(Paris) Art contemporain, lumière douce… : la cathédrale Notre-Dame de Paris, partiellement détruite par un incendie en 2019, va être réaménagée pour « mieux accueillir » le public dans « le respect du culte », selon le diocèse qui en a la charge, mais le projet suscite des critiques.

Publié le 29 nov. 2021
Sandra BIFFOT-LACUT Agence France-Presse

Au programme de cette « modernisation » : lumière à hauteur de visage, bancs à roulettes dotés de lumignons pour remplacer les vieilles chaises séculaires qui descendront dans la crypte, art contemporain et phrases bibliques projetées dans plusieurs langues sur les murs, explique à l’AFP le père Gilles Drouin.

Le projet, mûri « depuis deux ans et demi », lui a été confié par l’archevêque de Paris Mgr Michel Aupetit.

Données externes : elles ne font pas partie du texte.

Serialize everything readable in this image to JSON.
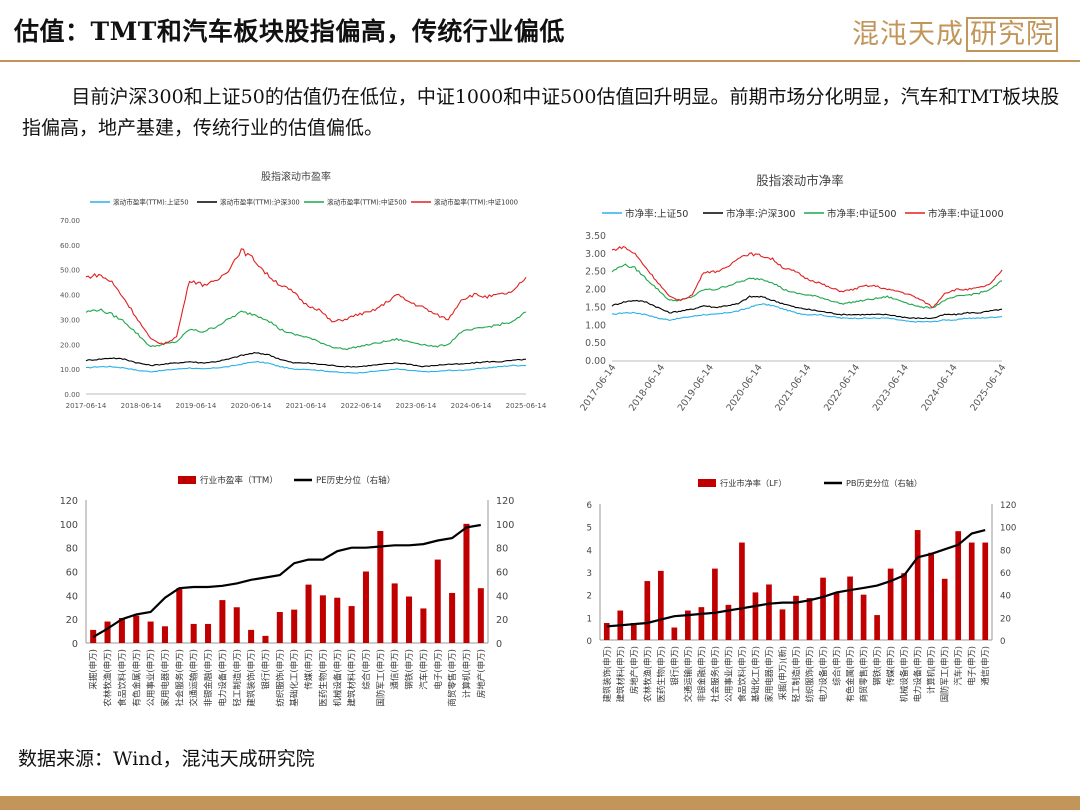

Il sera présenté le 9 décembre à la Commission nationale du patrimoine et de l’architecture (CNPA), chargée de donner son avis.

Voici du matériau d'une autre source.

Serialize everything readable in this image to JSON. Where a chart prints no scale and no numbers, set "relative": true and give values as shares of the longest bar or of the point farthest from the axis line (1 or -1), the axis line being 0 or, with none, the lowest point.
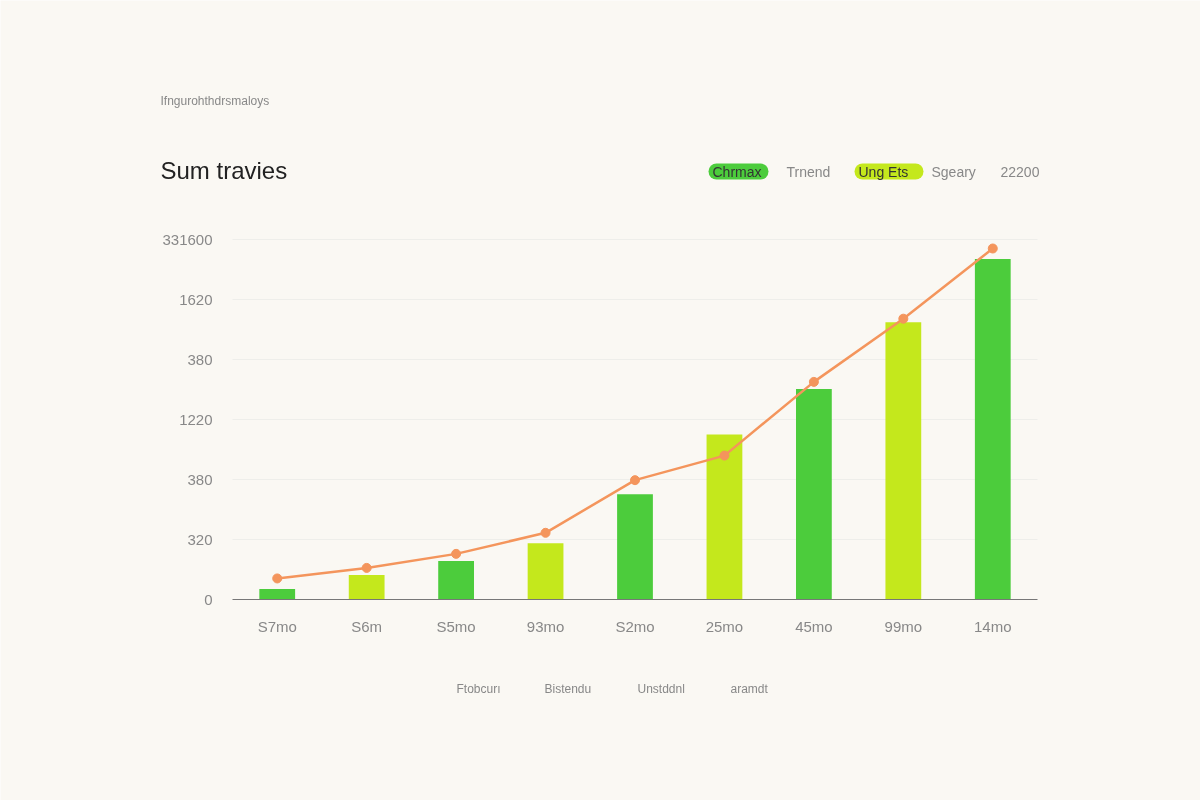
{
  "chart_data": {
    "type": "bar",
    "title": "Sum travies",
    "relative": true,
    "categories": [
      "S7mo",
      "S6m",
      "S5mo",
      "93mo",
      "S2mo",
      "25mo",
      "45mo",
      "99mo",
      "14mo"
    ],
    "series": [
      {
        "colors": [
          "#4ccc3c",
          "#c4e81c",
          "#4ccc3c",
          "#c4e81c",
          "#4ccc3c",
          "#c4e81c",
          "#4ccc3c",
          "#c4e81c",
          "#4ccc3c"
        ],
        "values": [
          0.03,
          0.07,
          0.11,
          0.16,
          0.3,
          0.47,
          0.6,
          0.79,
          0.97
        ]
      },
      {
        "type": "line",
        "color": "#f4955c",
        "values": [
          0.06,
          0.09,
          0.13,
          0.19,
          0.34,
          0.41,
          0.62,
          0.8,
          1
        ]
      }
    ],
    "grid": "y",
    "marker": "circle",
    "annotations": [
      "Ifngurohthdrsmaloys",
      "Chrmax",
      "Trnend",
      "Ung Ets",
      "Sgeary",
      "22200",
      "Ftobcurı",
      "Bistendu",
      "Unstddnl",
      "aramdt",
      "0",
      "320",
      "380",
      "1220",
      "380",
      "1620",
      "331600"
    ]
  }
}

De quoi alimenter l’inquiétude des défenseurs de l’histoire de France et du patrimoine ainsi que les moqueries de la presse étrangère qui l’a qualifié de nouveau « Disneyland politiquement correct » (The Telegraph).

« L’Église peut se montrer moderne en faisant entrer une lumière plus spirituelle plutôt qu’une lumière rasante sur les visages », commente auprès de l’AFP l’animateur Stéphane Bern, chargé par le président français Emmanuel Macron d’une mission pour la sauvegarde du patrimoine.

Pour lui, « le vrai enjeu » est « les abords de Notre-Dame ». « Il faut, dit-il, faire un musée de l’histoire de France pour le monde entier avec les trésors de Notre-Dame », déplorant le sort de l’Hôtel-Dieu, plus vieil hôpital de Paris situé juste à côté de la cathédrale. Il aurait pu, selon lui, abriter ce musée mais doit céder un tiers de sa surface à un promoteur immobilier.

Le père Drouin, directeur de l’Institut supérieur de liturgie, défend son projet. Il dément toute tentative de transformation radicale : l’objectif, dit-il est de conserver Notre-Dame comme « lieu de culte » et de « mieux accueillir » et informer le public qui « n’a pas toujours de culture chrétienne ».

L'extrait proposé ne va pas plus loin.